Das Wetter war nett, wir waren
gut in der Zeit - alles prima.
Bis - ja bis das Schild kam:
"Umleitung". Ist ja nicht schlimm, dachten wir... bis die
Schilder aufhörten und wir mitten in der Pampa anhielten und unsere
Karte zückten - wo zum Geier waren wir? Astrid begann zu lachen -
hinter uns eine Autokolonne - keiner fuhr vorbei, obwohl jede Menge
Platz - alle warteten brav, bis wir unsere Karte studiert hatten und
zockelten dann hinter unserem Hänger gemächlich zurück zur
Autobahn.
In Berlin angekommen fanden wir
unser Quartier schnell - aber die Straße dahin war so schlimm, dass
Astrid vorweg lief und mich um die Krater herum lenkte und Sabrina
mit Mutabor an der Hand hinter uns folgte, da ich nicht wollte, dass
das arme Hotti in einem der Krater mitsamt meinem Auto verschwand...
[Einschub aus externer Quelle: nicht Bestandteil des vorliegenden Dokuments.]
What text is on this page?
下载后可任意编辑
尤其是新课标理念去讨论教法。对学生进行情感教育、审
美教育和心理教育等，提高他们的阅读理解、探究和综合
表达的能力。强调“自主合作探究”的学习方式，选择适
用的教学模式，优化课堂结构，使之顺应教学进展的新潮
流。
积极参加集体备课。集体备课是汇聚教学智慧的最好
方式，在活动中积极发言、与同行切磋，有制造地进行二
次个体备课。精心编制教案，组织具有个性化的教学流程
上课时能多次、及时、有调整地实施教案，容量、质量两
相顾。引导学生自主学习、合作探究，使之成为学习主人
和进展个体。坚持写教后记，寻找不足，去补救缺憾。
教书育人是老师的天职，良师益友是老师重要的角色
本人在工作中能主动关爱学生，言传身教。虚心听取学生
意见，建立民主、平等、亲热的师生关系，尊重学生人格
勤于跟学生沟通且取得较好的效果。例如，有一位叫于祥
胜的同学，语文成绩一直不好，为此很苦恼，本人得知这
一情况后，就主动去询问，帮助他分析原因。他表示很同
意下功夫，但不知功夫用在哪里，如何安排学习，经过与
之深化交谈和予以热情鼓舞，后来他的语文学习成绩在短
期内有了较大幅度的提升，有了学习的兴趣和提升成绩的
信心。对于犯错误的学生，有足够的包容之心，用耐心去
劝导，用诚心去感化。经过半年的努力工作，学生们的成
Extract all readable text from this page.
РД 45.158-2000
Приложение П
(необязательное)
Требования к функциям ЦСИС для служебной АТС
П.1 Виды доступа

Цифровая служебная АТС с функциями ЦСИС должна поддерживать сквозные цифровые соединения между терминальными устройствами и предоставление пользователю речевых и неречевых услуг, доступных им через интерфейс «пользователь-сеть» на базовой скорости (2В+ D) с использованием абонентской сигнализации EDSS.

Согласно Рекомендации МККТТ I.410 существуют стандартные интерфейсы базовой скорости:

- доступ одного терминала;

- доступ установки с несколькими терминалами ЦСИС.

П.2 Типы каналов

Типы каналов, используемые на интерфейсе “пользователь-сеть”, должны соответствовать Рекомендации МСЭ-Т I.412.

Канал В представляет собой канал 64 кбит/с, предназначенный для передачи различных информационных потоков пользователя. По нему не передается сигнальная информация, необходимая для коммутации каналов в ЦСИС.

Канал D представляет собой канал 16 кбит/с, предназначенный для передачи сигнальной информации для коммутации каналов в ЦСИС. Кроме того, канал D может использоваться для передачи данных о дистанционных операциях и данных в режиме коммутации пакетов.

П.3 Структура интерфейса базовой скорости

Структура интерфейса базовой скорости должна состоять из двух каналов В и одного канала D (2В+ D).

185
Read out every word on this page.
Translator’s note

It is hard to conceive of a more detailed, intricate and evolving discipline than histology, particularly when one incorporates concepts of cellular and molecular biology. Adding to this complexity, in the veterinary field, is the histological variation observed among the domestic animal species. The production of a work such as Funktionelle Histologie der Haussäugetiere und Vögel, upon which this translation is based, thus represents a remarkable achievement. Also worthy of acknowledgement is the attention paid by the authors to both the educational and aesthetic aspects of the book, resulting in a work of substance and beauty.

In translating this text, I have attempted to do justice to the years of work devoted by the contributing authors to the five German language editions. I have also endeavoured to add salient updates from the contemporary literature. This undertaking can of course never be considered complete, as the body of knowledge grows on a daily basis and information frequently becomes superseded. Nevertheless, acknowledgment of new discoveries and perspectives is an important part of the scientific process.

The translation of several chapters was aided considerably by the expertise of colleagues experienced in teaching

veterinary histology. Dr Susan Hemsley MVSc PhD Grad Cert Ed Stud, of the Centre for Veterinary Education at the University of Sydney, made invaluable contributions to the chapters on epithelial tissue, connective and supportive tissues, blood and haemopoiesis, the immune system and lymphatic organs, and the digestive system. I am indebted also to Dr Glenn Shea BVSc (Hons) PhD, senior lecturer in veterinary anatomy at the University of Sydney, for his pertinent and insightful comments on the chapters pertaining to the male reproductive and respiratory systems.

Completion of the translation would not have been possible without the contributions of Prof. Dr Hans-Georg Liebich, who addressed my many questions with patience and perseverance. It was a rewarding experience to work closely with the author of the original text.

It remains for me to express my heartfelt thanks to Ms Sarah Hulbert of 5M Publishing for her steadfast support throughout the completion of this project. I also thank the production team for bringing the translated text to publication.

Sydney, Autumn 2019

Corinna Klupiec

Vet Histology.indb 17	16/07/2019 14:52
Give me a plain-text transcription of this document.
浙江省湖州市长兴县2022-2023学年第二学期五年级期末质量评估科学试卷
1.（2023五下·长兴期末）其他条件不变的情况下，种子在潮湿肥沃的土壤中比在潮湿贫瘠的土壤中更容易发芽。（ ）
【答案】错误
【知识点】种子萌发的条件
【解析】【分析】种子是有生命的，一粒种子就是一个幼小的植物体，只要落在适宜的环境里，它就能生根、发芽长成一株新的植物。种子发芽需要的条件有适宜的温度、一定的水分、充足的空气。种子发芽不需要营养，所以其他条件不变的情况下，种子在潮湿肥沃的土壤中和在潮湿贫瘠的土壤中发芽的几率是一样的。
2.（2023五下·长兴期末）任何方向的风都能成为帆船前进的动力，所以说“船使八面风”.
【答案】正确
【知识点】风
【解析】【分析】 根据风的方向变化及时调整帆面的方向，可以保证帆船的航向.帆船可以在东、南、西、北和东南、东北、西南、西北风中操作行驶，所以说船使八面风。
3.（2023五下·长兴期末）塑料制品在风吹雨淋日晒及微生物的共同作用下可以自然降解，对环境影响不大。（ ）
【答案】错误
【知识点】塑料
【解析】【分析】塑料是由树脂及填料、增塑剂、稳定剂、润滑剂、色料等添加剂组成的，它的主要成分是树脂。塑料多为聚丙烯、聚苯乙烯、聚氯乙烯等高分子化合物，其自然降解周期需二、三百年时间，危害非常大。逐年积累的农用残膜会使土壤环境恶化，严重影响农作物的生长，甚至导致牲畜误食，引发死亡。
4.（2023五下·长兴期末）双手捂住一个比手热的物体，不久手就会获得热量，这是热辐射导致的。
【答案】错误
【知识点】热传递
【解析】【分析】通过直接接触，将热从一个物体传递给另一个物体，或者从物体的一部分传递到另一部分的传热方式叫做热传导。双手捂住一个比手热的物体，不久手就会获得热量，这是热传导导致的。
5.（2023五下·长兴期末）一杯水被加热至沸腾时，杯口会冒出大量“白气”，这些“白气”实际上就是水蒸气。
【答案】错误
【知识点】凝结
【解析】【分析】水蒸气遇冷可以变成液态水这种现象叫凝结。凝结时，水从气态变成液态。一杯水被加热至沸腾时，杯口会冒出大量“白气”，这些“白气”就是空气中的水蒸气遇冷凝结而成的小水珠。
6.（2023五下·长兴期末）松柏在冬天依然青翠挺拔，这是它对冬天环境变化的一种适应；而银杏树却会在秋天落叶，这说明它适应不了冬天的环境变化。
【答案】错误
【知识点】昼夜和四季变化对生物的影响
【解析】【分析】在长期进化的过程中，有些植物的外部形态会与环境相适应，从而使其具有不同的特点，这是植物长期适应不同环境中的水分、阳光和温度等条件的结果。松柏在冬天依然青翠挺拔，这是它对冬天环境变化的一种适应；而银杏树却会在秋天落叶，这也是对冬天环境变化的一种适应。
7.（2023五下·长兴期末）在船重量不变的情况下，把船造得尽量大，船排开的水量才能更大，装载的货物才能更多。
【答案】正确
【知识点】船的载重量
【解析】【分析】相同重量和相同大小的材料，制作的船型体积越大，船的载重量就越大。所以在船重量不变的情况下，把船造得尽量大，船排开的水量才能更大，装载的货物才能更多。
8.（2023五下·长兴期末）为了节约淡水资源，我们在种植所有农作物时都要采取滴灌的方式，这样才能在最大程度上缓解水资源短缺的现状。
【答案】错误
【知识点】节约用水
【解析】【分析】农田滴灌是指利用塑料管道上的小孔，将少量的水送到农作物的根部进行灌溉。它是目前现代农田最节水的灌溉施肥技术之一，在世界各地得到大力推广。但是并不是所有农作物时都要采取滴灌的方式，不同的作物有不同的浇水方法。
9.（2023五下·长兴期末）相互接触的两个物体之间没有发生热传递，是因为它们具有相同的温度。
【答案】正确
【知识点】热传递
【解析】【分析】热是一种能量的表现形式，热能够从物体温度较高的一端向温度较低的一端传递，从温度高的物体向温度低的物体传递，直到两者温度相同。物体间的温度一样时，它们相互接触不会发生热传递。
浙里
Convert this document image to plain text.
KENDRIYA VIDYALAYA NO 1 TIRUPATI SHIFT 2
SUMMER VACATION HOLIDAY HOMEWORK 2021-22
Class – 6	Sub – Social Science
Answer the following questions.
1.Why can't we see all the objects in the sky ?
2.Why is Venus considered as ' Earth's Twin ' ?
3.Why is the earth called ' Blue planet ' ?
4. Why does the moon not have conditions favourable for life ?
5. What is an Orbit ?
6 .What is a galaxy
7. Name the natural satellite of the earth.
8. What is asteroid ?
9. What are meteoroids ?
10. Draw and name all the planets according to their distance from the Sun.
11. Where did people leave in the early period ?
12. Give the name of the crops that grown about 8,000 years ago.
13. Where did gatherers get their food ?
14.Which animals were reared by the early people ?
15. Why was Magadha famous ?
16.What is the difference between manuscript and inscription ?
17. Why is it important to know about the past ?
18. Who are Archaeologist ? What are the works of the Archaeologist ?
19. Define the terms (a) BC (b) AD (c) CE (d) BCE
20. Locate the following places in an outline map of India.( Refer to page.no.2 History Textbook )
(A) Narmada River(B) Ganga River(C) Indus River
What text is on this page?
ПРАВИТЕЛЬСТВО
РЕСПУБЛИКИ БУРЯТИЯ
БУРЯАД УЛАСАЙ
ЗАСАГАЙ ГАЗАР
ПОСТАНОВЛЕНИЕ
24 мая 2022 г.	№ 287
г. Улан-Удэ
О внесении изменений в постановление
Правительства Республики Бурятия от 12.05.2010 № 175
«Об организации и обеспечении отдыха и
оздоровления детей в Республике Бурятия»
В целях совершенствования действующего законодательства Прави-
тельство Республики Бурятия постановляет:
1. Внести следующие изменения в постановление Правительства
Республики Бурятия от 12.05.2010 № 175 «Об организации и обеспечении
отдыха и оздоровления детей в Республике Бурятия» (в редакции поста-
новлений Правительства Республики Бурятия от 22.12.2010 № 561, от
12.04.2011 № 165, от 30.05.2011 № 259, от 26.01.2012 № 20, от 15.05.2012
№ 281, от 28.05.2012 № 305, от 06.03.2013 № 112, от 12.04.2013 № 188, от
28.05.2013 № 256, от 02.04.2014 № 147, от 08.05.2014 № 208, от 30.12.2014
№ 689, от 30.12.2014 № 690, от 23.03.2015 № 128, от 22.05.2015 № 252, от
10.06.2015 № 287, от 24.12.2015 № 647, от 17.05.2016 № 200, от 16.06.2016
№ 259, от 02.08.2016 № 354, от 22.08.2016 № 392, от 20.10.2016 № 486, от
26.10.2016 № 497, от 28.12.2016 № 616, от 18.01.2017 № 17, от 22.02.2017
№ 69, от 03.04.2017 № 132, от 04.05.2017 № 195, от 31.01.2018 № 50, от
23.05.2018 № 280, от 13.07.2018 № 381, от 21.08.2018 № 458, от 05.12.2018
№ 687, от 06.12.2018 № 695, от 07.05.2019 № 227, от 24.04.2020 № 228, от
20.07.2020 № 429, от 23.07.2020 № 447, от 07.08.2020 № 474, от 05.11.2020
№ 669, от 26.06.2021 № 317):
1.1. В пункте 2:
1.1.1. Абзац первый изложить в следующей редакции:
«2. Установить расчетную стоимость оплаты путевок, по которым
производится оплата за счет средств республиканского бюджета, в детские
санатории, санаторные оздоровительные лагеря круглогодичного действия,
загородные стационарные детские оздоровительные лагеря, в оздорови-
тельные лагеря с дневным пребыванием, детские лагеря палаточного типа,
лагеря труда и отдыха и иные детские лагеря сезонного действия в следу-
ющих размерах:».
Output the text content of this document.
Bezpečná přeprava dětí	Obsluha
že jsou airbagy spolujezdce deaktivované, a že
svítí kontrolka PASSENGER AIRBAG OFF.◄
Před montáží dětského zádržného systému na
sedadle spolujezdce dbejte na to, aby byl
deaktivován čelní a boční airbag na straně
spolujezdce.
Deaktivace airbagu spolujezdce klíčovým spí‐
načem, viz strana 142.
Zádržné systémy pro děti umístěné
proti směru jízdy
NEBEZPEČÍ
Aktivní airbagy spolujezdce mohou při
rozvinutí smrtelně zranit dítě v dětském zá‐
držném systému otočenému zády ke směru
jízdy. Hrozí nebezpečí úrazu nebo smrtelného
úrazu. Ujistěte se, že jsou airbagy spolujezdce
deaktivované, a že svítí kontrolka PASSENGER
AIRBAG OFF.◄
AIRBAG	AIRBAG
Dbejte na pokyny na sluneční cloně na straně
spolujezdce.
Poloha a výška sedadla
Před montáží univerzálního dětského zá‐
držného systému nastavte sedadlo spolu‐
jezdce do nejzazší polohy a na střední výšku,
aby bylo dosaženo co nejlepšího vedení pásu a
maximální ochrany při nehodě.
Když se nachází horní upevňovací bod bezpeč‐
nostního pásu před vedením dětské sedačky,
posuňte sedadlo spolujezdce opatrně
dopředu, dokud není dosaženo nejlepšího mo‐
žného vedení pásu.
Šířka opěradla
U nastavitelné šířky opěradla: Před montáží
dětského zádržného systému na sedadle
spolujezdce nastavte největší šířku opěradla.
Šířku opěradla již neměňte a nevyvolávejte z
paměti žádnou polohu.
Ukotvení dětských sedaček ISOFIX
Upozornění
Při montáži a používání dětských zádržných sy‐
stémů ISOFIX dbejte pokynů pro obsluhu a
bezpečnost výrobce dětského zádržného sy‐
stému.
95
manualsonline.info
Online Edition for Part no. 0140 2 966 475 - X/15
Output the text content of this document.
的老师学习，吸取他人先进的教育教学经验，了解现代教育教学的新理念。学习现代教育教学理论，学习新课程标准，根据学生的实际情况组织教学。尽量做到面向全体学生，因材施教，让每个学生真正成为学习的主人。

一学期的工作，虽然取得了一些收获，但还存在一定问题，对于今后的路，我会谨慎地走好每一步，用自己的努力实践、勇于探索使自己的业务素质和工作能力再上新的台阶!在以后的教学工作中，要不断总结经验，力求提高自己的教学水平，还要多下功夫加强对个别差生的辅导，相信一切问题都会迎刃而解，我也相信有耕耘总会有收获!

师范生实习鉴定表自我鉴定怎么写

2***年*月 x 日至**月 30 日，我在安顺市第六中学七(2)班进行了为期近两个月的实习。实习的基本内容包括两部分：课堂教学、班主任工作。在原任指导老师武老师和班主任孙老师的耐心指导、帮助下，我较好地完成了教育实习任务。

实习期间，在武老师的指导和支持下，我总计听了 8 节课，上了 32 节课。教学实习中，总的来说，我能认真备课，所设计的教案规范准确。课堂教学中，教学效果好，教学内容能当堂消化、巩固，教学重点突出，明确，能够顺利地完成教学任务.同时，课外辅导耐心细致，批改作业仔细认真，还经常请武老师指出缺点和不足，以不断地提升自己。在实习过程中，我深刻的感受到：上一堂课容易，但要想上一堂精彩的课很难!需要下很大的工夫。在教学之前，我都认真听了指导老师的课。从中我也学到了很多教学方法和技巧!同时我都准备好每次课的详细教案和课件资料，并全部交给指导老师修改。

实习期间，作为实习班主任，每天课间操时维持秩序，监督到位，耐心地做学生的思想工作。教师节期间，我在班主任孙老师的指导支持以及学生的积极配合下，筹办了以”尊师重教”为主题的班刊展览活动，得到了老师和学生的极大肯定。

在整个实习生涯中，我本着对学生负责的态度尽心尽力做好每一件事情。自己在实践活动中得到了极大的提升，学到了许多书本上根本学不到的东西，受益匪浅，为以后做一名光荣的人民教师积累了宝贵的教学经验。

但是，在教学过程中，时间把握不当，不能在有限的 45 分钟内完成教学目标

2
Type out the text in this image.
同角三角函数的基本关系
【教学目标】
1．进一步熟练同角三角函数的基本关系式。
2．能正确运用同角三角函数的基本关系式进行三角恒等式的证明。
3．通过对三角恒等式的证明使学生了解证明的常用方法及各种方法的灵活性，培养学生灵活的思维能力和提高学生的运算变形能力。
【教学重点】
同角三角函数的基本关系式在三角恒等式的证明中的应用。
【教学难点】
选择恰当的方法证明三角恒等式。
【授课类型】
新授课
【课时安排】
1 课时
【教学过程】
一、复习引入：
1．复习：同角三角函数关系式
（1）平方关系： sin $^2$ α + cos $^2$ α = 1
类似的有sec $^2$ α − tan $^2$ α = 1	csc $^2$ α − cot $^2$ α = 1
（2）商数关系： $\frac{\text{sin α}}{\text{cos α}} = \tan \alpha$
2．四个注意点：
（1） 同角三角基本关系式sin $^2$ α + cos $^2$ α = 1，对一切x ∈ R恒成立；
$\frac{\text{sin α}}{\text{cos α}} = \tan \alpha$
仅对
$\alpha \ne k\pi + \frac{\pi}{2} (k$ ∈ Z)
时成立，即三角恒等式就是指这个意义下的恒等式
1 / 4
Neustadt-Dosse - A-Dressur |
Im Jahr drauf: Wir waren auf dem
Weg nach Neustadt-Dosse. Dieselbe Zusammensetzung, nettes Wetter -
alles prima.
Berlin schon fast in Sicht,
meinte mein Auto Öl nach hinten rausschleudern zu müssen - und
zwar nicht wenig! Na super - wir fuhren auf einen LKW Parkplatz und
riefen den ADAC (wundervolle Einrichtung!). Mutabor wurde unruhig -
er stand schon fast 4 Stunden auf dem Hänger... Also luden wir ihn
ab und Sabrina ging mit ihm am Grasstreifen an der Tankstelle grasen
- in Sicht der Autobahn. Alle an- und abfahrenden Brummis ließen
ihr Horn ertönen und winkten uns zu.
Ich war erst unruhig, ob ich das
Kind mit ihm alleine lassen konnte, aber Mutabor nahm´s gelassen
und graste lieber eine Runde das bestimmt sehr gesunde Gras an der
Autobahn...
Mein Auto hatte übrigens einen
verstopften Automatikfilter - kleine Ursache, große Wirkung!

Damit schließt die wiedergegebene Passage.